Clostridium perfringens is an important foodborne pathogen that produces diverse toxins and is often associated with foodborne gastroenteritis. In this sense, novel biopreservatives with anti-C. perfringens activity are of interest. Among them, bacteriocins produced by lactic acid bacteria stand out as potential candidates. This study describes leucocyclicin C, a novel variant of the bacteriocin leucocyclicin Q, capable of inhibiting C. perfringens. The bacteriocin comprises 61 amino acids, has a molecular mass of 6,081.44 Da, and is produced by the strain Leuconostoc lactis APC 3969. Like many circular bacteriocins, leucocyclicin C has a broad spectrum of activity, is protease resistant, and has high stability against thermic and pH stresses. The leucocyclicin C genetic cluster comprises ten genes instead of the five genes previously described for leucocyclicin Q. Also, this genetic cluster seems to be part of a putative composite transposon. Leucocyclicin C has a minimum inhibitory concentration (MIC) of 3.288 µM against C. perfringens, comparable with other antimicrobial peptides. These results suggest that leucocyclicin C has the potential as a biopreservative for controlling C. perfringens in food.

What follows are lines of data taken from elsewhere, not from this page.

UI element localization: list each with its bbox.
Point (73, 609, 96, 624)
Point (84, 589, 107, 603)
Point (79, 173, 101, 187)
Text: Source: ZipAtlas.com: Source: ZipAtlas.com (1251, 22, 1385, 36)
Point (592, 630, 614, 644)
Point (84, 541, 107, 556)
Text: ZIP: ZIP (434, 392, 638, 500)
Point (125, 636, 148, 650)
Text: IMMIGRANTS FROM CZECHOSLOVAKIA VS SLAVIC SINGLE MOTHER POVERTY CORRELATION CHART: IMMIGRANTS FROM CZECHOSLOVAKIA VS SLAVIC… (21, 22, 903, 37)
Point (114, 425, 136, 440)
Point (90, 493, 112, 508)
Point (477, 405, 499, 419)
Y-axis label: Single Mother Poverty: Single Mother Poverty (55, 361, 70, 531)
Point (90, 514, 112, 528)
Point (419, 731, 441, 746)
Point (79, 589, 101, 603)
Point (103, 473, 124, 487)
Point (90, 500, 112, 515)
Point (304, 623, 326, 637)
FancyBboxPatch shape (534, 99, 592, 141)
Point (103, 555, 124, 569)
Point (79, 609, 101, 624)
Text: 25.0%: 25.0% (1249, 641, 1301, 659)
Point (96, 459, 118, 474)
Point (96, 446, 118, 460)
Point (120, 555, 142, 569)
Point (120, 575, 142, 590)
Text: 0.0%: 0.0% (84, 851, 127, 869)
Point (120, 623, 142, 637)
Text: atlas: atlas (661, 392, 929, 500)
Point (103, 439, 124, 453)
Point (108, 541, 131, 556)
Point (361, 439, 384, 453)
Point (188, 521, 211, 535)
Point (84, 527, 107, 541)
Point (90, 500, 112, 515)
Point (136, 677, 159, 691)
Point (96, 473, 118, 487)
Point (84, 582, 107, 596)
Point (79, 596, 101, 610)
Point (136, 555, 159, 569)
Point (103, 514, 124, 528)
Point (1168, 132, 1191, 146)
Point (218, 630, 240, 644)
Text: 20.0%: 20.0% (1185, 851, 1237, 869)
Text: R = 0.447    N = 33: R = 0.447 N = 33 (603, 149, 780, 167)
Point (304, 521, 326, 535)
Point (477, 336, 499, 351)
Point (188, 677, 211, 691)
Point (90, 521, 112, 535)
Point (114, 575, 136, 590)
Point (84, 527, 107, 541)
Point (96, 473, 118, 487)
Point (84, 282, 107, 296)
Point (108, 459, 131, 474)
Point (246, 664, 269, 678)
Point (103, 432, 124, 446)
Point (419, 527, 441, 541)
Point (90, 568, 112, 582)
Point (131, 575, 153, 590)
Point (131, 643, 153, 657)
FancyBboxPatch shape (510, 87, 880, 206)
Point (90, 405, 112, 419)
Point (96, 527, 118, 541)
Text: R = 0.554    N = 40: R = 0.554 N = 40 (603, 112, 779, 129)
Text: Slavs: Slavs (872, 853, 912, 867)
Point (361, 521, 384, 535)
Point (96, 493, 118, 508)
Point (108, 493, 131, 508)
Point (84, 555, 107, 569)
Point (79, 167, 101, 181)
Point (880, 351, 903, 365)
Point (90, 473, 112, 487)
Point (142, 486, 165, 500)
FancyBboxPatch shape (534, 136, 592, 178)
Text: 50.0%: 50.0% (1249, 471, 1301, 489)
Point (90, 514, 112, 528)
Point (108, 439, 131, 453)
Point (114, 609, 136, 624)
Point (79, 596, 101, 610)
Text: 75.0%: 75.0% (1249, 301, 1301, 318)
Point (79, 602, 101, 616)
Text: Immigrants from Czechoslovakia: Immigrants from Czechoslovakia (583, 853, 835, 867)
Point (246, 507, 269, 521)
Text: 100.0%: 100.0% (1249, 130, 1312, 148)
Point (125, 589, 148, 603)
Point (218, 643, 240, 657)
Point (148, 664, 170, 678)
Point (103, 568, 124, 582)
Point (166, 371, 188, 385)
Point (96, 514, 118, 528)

Keywords: Clostridium perfringens; Leuconostoc lactis; Circular bacteriocin; Leucocyclicin C; Variant.

Fig. 1

Colony MALDI-TOF mass spectrum of the bacteriocin producing strain L. lactis APC 3969. The highest intensity peak (6,081.45 Da) is highlighted by the red circle.

Fig. 2

Alignment of the precursor peptides of the putative bacteriocins with lactococcin 972 (A), enterocin Xα (B), enterocin Xβ (C). The leader sequences are highlighted in yellow and the recognition sites for cleavage are highlighted in bold.

Fig. 3

(A) Alignment of the precursor peptides of leucocyclicin Q and leucocyclicin C showing the leader sequences are highlighted in yellow and a single threonine to alanine substitution in the structural peptide highlighted in blue. Identical amino acids (*) and conservative substitutions (:). (B) The nucleotide sequence of the leucocyclicin C propeptide. The cleavage site is highlighted by the dashed line between residues 2 and 3. RBS, putative ribosome binding site – 7 bp upstream of the start codon. *—stop codon.

Fig. 4

Gene clusters of leucocyclicin C and leucocyclicin Q. Data obtained from GenBank (AB795997.1) for leucocyclicin Q.

Fig. 5

Putative composite transposon that encodes the leucocyclicin C genetic cluster. The leucocyclicin C gene cluster is highlighted by a dashed green box. The inverted repeats are highlighted by a dashed blue box.

Fig. 6

(A) HPLC analysis of the cell extract of Leuconostoc lactis APC 3969 with fraction 51, highlighted by the red circle. (B) MALDI-TOS MS of fraction 51 showing a mass of 6081.06 Da which correlates with the theoretical mass of leucocyclocin C (6081.44 Da). Note that the 3043 Da mass is doubly charged leucocyclin C.

Fig. 7

Effect of different concentrations of leucocyclicin C on the growth of Clostridium perfringens EM124. The MIC value for the strain is highlighted by the blue circle.